Claudio Brindis de Salas Monte (Havana, 30 October 1800 - 17 December 1872) was a violinist and double bass player who directed the most famous Cuban dance orchestra of his day. His band, the Concha de Oro (the "Golden Shell"), founded in the early 19th century, was the most popular band of its time. It played the dance music of the epoch at the balls of the island's aristocracy: contradanzas, minuets, rigadoons, quadrilles, lancers, and waltzes. Concha de Oro was basically a típica, or wind orchestra, which was sometimes augmented to 100 players for special occasions such as fiestas.

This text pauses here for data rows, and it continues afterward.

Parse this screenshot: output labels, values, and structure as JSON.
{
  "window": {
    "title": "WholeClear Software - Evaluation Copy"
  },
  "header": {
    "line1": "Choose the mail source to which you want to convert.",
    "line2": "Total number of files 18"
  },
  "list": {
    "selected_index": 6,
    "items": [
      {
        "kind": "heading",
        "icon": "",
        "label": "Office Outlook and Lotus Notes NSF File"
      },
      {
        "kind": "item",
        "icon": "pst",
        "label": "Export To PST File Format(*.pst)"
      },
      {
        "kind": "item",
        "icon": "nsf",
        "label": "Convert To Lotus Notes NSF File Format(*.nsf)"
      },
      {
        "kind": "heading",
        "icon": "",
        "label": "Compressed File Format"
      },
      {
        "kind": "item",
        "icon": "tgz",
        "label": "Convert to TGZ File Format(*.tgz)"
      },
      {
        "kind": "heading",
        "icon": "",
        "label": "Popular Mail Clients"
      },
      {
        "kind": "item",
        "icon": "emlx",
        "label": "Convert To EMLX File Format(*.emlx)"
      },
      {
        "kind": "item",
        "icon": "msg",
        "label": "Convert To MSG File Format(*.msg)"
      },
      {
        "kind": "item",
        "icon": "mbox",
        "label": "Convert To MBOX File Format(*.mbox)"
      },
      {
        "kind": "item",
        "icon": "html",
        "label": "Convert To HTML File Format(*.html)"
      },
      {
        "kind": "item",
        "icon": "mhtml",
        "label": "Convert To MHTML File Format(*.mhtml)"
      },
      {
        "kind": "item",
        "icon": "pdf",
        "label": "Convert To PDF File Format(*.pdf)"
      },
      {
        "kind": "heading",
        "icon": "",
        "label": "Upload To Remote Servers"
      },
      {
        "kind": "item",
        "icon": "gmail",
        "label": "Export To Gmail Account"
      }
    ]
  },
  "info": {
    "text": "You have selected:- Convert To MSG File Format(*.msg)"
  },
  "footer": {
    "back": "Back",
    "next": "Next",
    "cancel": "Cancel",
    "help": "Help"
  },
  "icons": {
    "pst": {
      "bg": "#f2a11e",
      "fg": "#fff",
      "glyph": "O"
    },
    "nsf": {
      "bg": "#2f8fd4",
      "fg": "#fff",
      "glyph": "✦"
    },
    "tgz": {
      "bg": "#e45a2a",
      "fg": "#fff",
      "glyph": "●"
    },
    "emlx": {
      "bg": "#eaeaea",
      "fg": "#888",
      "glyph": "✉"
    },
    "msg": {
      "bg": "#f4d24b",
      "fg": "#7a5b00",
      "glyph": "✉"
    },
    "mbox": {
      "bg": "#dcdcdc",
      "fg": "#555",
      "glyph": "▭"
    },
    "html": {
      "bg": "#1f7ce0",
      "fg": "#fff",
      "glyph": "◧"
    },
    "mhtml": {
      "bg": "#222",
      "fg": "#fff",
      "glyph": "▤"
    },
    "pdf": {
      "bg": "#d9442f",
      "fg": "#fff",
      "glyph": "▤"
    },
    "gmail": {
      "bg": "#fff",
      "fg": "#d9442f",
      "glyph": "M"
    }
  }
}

Brindis de Salas, a disciple of the maestro Ignacio Calvo, was also a composer of creole danzas and the author of an operetta, Congojas matrimoniales. In 1844, his musical career was interrupted by his involvement in the Escalera Conspiracy, for which whites were absolved, but blacks paid dearly. Brindis de Salas was arrested and tortured. He was banished from the island by the Governor, O'Donnell. Returning in 1848, Brindis de Salas was imprisoned for two years, and when he eventually was free to think about reorganizing his band, he found out that most of them had been executed.

Apart from the operetta, he is known for a melody dedicated to General Concha, printed in 1854. His son, Claudio Brindis de Salas Garrido (Havana, 4 August 1852 - Buenos Aires, 1 June 1911), was an even better violinist, of world renown.